The USCIS Form I-864 dictates that a US citizen should support their spouse or ex-spouse with an amount of money not less than 125% of the US Poverty Guideline levels. Even after a divorce, the affidavit of support requires US citizens and permanent residents to continue supporting their ex-spouse until the immigrant spouse achieves the following:
- Becomes a United States citizen
- Leaves the country permanently
- Earns 40 work quarters toward social security; this is after about ten years of working.
Divorce is not covered by the affidavit of support; hence many American citizens deem it unfair, especially when the divorced immigrant is a wealthy individual or can secure a good job independently.
Challenging Form I-864 in Court
After learning of the dictates of the controversial Form I-864, an American citizen may be compelled to challenge its enforceability in court. This is a lost course since when signing the Affidavit of support, the US citizen or permanent resident spouse agreed to the form’s provisions.
When this form was initially unleashed, many attorneys questioned whether the provisions would be legally enforceable. While the government could sue and be reimbursed for the benefits granted to an immigrant, the form does not provide a direct agreement between the sponsor and the immigrant.
U.S. courts, however, have asserted that a legal obligation exists between the sponsoring spouse and the immigrant spouse.
The Law Does Not Require the Immigrant to Mitigate Damages
The law does not require the ex-spouse immigrant to mitigate the damages by, for instance, making a reasonable effort to secure employment. Many asserted that the courts should hold the immigrant spouses accountable by prompting them to self-support, get a job, or even start a business. The affidavit of support, however, only provides for an immigrant’s claim of support from the sponsor. Nothing in the USCIS form suggests a duty to mitigate damages.
When the Immigrant Spouse Is Living with Someone Else
The Form I-864 provisions mean sponsors must come to terms with the fact that an immigrant ex-spouse could be living a comfortable life with a newly found romantic partner while collecting support from the sponsor. However, since the affidavit of support only applies to the support of the immigrant spouse, the sponsoring spouse is under no obligation to provide support for anyone else with whom the immigrant chooses to reside.

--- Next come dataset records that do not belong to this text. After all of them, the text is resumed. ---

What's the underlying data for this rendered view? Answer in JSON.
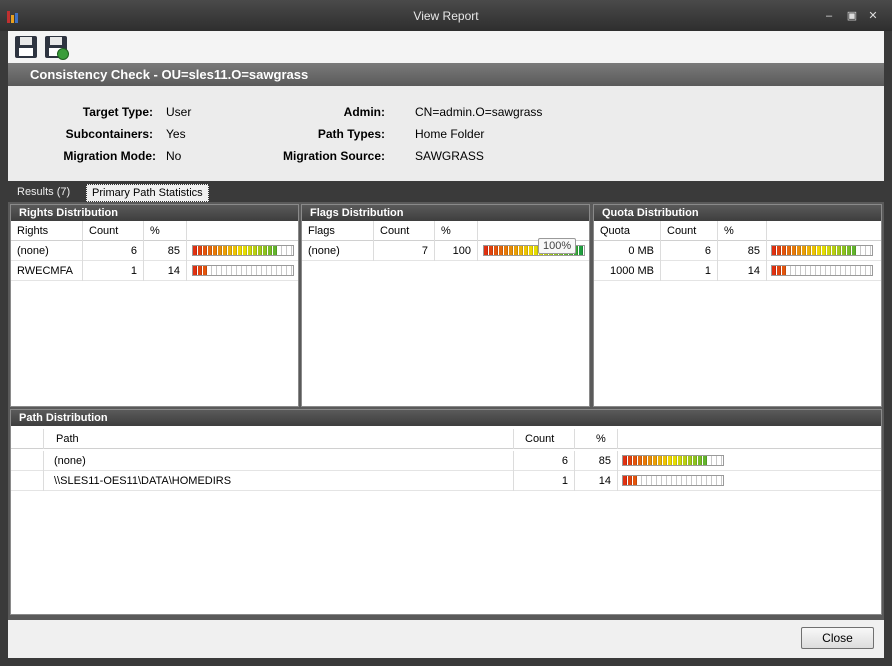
{
  "window": {
    "title": "View Report"
  },
  "header": {
    "title": "Consistency Check - OU=sles11.O=sawgrass"
  },
  "summary": {
    "target_type_label": "Target Type:",
    "target_type_value": "User",
    "subcontainers_label": "Subcontainers:",
    "subcontainers_value": "Yes",
    "migration_mode_label": "Migration Mode:",
    "migration_mode_value": "No",
    "admin_label": "Admin:",
    "admin_value": "CN=admin.O=sawgrass",
    "path_types_label": "Path Types:",
    "path_types_value": "Home Folder",
    "migration_source_label": "Migration Source:",
    "migration_source_value": "SAWGRASS"
  },
  "tabs": {
    "results": "Results  (7)",
    "primary": "Primary Path Statistics"
  },
  "rights": {
    "title": "Rights Distribution",
    "col_rights": "Rights",
    "col_count": "Count",
    "col_pct": "%",
    "rows": [
      {
        "name": "(none)",
        "count": "6",
        "pct": "85",
        "fill": 0.85
      },
      {
        "name": "RWECMFA",
        "count": "1",
        "pct": "14",
        "fill": 0.14
      }
    ]
  },
  "flags": {
    "title": "Flags Distribution",
    "col_flags": "Flags",
    "col_count": "Count",
    "col_pct": "%",
    "rows": [
      {
        "name": "(none)",
        "count": "7",
        "pct": "100",
        "fill": 1.0
      }
    ],
    "tooltip": "100%"
  },
  "quota": {
    "title": "Quota Distribution",
    "col_quota": "Quota",
    "col_count": "Count",
    "col_pct": "%",
    "rows": [
      {
        "name": "0 MB",
        "count": "6",
        "pct": "85",
        "fill": 0.85
      },
      {
        "name": "1000 MB",
        "count": "1",
        "pct": "14",
        "fill": 0.14
      }
    ]
  },
  "paths": {
    "title": "Path Distribution",
    "col_path": "Path",
    "col_count": "Count",
    "col_pct": "%",
    "rows": [
      {
        "name": "(none)",
        "count": "6",
        "pct": "85",
        "fill": 0.85
      },
      {
        "name": "\\\\SLES11-OES11\\DATA\\HOMEDIRS",
        "count": "1",
        "pct": "14",
        "fill": 0.14
      }
    ]
  },
  "footer": {
    "close_label": "Close"
  },
  "colors": {
    "bar_low": "#e03010",
    "bar_mid": "#f0e000",
    "bar_high": "#20a040"
  },
  "icons": {
    "save": "save-icon",
    "save_as": "save-as-icon"
  }
}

Can a Legal Citizen Sponsor Revoke an Immigration Sponsorship
Unless the immigrant ex dies, becomes a permanent citizen, performs about 10 years of work while paying into the Social Security system, or leaves the country permanently, a sponsor is required to support the immigrant. However, if the sponsorship is still pending and has not been approved, a sponsor could petition to have it canceled. Sponsors can write to the U.S. Citizenship and Immigration Services (USCIS) or visit their offices to withdraw sponsorship accordingly.
In some cases, the divorcing parties may also be able to file for revocation if they are both in agreement to peacefully terminate the sponsorship.
An experienced divorce attorney may also be able to negotiate a cash settlement with the immigrant ex-spouse to help the sponsoring spouse avoid ongoing spousal support payments.